伝統工芸に触れる機会が少なくなった現代だが、先人の知恵と美意識が凝縮されている品々には“日用品”も多い。東京都は、1月15~20日まで、新宿高島屋11階催会場で「第68回東京都伝統工芸品展」を開催する。東京都の伝統工芸品39点が一堂に会し、展示即売を実施する。江戸町人文化と伝統工芸の魅力を五感で体験できる機会だ。
今回のテーマは「鱗(うろこ)」。日本の伝統的な文様の一つで、魔よけや厄よけの意味も持ち、邪悪なものを跳ね返す力があると信じられていたのだそうだ。また蛇のうろこを連想させるため、脱皮による「成長や繁栄」の象徴ともされており、2025年のえとである「巳年」にふさわしいデザインテーマでもある。うろこ文様は江戸時代に武士や庶民の間で広まり、着物や帯、家屋の装飾などで使用され、特に歌舞伎役者の衣装や浮世絵にもひんぱんに登場している。

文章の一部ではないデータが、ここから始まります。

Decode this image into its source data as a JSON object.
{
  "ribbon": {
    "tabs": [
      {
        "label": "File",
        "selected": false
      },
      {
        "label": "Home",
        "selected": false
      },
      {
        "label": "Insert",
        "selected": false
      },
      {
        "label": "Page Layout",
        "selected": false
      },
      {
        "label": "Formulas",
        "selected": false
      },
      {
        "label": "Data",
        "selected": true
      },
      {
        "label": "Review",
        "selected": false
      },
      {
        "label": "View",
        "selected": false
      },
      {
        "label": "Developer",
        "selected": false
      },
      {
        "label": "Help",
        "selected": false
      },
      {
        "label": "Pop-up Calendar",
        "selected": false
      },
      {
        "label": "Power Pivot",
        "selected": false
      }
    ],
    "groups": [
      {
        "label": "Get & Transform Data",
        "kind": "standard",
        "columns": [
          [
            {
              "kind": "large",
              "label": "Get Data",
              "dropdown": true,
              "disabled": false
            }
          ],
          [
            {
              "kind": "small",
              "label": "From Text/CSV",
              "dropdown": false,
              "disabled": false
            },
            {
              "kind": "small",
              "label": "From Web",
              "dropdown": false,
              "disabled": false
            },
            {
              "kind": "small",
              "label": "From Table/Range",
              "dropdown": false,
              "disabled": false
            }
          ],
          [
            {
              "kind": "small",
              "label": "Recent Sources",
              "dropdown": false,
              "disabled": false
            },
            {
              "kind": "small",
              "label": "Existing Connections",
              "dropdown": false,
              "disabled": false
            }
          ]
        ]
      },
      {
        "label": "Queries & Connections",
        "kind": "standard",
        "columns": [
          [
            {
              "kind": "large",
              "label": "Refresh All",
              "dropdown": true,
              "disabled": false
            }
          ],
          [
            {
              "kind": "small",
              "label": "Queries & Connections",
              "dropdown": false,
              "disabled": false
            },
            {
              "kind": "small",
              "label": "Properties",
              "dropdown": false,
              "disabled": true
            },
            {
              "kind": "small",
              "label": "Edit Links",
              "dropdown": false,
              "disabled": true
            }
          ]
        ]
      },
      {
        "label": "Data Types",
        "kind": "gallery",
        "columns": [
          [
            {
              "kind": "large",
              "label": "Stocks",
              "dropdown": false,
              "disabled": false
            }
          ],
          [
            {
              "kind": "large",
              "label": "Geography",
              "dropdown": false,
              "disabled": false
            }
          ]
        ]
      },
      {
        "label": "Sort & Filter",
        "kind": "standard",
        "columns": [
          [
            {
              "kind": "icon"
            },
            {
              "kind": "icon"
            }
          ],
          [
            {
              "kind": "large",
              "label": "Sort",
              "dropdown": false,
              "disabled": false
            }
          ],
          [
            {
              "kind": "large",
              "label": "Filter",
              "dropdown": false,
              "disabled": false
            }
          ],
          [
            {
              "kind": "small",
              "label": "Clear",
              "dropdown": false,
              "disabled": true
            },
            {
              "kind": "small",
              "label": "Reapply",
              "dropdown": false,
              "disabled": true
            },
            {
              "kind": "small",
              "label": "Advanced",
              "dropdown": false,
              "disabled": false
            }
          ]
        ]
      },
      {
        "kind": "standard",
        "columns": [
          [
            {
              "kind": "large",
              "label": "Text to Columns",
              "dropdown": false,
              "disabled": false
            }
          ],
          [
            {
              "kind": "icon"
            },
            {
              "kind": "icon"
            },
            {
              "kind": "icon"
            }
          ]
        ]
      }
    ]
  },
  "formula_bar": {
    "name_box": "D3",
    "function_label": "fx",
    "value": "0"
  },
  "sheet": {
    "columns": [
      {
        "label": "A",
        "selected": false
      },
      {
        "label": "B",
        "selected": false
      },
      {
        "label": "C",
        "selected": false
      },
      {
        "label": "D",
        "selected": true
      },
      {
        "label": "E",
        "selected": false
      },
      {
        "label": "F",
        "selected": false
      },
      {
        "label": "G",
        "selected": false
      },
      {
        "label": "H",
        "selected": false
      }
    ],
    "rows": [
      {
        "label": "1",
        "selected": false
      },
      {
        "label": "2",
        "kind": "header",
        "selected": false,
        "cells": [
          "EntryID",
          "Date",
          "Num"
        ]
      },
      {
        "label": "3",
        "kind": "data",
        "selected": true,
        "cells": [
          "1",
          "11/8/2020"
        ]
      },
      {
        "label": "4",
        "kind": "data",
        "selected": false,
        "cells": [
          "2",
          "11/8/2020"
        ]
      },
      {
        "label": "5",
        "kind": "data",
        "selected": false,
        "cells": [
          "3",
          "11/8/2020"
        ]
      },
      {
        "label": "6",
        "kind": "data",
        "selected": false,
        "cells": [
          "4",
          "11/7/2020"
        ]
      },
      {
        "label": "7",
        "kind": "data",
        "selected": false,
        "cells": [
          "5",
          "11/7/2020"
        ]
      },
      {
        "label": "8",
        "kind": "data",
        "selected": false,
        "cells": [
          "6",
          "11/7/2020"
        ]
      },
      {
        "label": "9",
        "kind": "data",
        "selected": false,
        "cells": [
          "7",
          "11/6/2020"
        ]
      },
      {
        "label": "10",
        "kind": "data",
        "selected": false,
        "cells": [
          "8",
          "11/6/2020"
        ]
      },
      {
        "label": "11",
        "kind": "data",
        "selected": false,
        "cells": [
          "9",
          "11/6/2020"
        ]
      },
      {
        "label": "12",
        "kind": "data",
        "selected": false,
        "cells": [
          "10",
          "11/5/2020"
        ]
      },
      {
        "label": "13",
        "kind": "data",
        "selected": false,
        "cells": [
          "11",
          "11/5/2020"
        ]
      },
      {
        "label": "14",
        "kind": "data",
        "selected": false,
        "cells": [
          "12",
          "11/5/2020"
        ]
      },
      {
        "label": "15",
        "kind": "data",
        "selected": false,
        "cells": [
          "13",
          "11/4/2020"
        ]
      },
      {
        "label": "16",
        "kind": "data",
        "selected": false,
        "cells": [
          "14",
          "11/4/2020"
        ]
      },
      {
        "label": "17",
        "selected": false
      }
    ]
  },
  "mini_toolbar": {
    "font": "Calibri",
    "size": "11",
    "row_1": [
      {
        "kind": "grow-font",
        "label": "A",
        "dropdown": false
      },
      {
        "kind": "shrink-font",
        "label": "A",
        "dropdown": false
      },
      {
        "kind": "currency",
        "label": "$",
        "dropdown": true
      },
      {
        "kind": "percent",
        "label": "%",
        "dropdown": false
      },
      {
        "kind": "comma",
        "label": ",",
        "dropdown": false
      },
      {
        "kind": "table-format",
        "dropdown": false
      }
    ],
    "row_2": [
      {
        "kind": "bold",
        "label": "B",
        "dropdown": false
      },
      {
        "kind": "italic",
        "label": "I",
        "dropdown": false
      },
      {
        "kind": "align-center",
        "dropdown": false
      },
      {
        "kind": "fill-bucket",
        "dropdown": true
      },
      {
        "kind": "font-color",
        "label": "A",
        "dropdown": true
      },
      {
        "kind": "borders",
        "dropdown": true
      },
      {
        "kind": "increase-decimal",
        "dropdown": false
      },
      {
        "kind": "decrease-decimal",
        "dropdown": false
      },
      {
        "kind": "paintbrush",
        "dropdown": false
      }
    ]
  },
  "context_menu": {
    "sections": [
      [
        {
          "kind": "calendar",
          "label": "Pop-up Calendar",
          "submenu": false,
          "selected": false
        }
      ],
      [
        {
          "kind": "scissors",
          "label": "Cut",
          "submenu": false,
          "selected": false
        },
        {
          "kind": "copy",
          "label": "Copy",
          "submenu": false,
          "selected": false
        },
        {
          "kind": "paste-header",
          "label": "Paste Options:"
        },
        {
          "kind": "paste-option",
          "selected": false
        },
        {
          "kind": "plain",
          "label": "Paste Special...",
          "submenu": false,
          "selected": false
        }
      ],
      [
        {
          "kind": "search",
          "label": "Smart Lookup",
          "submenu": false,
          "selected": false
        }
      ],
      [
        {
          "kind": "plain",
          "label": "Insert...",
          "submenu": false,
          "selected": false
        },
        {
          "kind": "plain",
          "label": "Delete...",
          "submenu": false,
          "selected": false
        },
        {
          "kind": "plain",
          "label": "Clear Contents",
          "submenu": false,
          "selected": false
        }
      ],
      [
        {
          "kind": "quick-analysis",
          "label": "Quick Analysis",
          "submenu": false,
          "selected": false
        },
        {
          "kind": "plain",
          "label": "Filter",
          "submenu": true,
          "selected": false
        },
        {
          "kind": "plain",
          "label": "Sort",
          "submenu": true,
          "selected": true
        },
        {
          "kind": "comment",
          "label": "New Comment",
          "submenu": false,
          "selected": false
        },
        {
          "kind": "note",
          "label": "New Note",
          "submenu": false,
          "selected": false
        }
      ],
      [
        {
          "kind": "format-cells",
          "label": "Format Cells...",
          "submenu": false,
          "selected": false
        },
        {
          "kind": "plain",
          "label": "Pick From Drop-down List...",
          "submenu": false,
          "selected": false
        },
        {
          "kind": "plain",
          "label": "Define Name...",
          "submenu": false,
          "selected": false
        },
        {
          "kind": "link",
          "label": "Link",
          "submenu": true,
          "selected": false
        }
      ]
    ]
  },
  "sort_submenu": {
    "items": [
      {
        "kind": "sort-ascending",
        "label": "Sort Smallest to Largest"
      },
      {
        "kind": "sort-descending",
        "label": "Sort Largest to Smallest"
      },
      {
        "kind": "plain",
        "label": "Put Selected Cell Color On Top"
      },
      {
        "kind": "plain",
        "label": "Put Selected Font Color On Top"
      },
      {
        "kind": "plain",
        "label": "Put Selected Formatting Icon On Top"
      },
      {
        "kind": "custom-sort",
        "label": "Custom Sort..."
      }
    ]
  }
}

職人のリアルな技術を目の当たりにできる実演ステージでは、毎日日替わりで職人が技を披露。精密な手仕事や製作プロセスを見て学んだり、職人に質問したりできるのはイベント会場ならではの体験。さらに製作体験コーナーも設置。製作体験ができる工芸品は箸置きやバッグなど日常的に使えるものばかりだから、伝統工芸品が身近に感じられるようになりそうだ。入場無料。製作体験は有料、Peatixサイトで事前予約可。